Investigating the Brain
A neuropsychological assessment is a structured evaluation of brain-related functioning. Its purpose is to understand how a person’s brain is working, how this relates to their symptoms and daily functioning, and what the findings mean for diagnosis, rehabilitation, work, or decision-making.
At Ormond Neuroscience, neuropsychological assessment is guided by the scientist–practitioner model. This means that clinical work is informed by established research, validated methods, and careful interpretation, rather than by intuition or simplistic test scores.
A comprehensive assessment typically integrates three sources of information:
- medical evidence
- signs and symptoms
- psychometric testing
Each contributes different, complementary information.
Medical Evidence
The assessment begins with a review of available medical information. This may include brain imaging, blood tests, EEG reports, and reports from other treating professionals such as neurologists or psychiatrists.
Brain imaging can be helpful in clarifying the likely cause of brain dysfunction, but it is not always available, and it is rarely sufficient on its own. MRI scans provide higher resolution than CT scans and can reveal abnormalities that are not visible on CT. CT imaging remains valuable in emergency settings, particularly for detecting haemorrhage.
In selected cases, additional imaging techniques such as diffusion tensor imaging or perfusion imaging may be useful. These are adjuncts, not requirements, and are interpreted in the context of the full clinical picture.
Signs and Symptoms
Signs and symptoms are central to neuropsychological diagnosis.
A symptom is something experienced and reported by the patient, such as forgetfulness, fatigue, or emotional change. A sign is something observed by a clinician that suggests underlying dysfunction.
Since symptoms are subjective, they cannot be captured by scans or laboratory tests alone. A detailed clinical interview is therefore essential. The neuropsychologist listens carefully, asks targeted questions, and looks for patterns that help explain the person’s difficulties.
Collateral and Contextual Information
Collateral information from someone who knows the patient well, such as a spouse or parent, can be invaluable. Changes in functioning are often clearer to others than to the person experiencing them.
Context is also critical. Understanding a person’s background allows findings to be interpreted meaningfully. This includes consideration of:
- medical and psychiatric history
- education and occupational background
- social circumstances
- premorbid level of functioning
Neuropsychological assessment is concerned not only with whether performance is “normal”, but with whether it represents a change from a person’s previous level of ability.
Domains of Functioning Assessed
A thorough assessment canvasses multiple domains of functioning, which may include:
Medical and Vegetative Factors
Sleep, energy levels, pain, appetite, medication effects, and other physiological influences on brain function.
Sensory and Motor Functioning
Vision, hearing, balance, coordination, speech, and fine motor control.
Cognitive Functioning
Attention, memory, visuospatial processing, language, reasoning, planning, and organisation.
Emotional and Behavioural Functioning
Mood, anxiety, emotional regulation, impulse control, and behavioural change.
Social Functioning
Interpersonal relationships, social engagement, and community participation.
The specific areas explored vary according to the referral question and presenting concerns.
Psychometric Testing
Psychometric tests are standardised, scientifically validated measures of psychological and cognitive functioning.
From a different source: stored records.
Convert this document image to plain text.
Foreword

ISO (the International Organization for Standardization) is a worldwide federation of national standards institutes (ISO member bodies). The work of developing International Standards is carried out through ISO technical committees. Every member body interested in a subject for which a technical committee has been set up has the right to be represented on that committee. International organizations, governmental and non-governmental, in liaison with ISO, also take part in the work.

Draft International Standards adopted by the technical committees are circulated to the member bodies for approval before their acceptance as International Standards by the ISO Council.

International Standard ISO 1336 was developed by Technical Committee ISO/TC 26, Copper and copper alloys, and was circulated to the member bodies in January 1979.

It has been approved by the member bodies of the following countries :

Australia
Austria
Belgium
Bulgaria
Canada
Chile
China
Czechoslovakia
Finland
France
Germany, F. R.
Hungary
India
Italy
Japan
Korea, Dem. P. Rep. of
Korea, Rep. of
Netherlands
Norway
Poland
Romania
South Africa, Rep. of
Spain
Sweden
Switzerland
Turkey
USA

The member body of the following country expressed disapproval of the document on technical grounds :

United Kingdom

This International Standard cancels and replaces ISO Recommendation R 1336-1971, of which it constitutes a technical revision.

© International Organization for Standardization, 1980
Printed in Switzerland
They provide objective data about how different aspects of brain function are operating.
The choice of tests is guided by the referral question, clinical interview, and medical context. Testing typically focuses on cognitive domains such as memory, attention, and reasoning, but may also include measures of emotional or behavioural functioning.
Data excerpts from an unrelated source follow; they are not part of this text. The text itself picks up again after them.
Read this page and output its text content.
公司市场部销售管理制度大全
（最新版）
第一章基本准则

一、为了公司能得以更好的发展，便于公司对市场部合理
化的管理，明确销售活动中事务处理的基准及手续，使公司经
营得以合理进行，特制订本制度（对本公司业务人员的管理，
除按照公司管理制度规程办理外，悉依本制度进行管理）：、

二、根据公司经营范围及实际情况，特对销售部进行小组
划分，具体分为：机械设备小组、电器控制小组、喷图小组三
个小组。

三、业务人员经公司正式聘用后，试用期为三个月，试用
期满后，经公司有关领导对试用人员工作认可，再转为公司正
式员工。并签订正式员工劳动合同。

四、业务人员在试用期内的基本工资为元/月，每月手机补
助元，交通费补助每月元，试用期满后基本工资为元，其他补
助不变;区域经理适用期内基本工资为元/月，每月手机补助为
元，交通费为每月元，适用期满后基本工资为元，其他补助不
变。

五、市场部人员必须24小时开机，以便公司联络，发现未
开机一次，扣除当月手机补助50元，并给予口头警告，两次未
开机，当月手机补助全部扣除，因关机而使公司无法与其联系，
Testing is usually conducted by a trained psychometrist under the supervision of a neuropsychologist. Sessions are structured, paced, and include breaks. The aim is to obtain accurate information, not to exhaust the person being assessed.
Norms, Change, and Clinical Significance
Neuropsychological tests do not have pass or fail marks. Results are compared with normative reference data to determine whether performance falls within expected ranges.
However, statistical comparison to norms is only a starting point. Importantly, clinical significance is not the same as statistical significance. A person may show a meaningful decline in functioning even if their test scores remain above average. For this reason, interpretation focuses on change over time, functional impact, and consistency with the clinical picture.
Interpretation is never mechanical. The neuropsychologist integrates test results with medical evidence, history, and observed behaviour to arrive at clinically meaningful conclusions.
What Happens Next
Following assessment, feedback is provided and findings are explained in plain language. Recommendations may relate to rehabilitation, workplace accommodations, further referrals, or decision-making in clinical, insurance, or medico-legal contexts.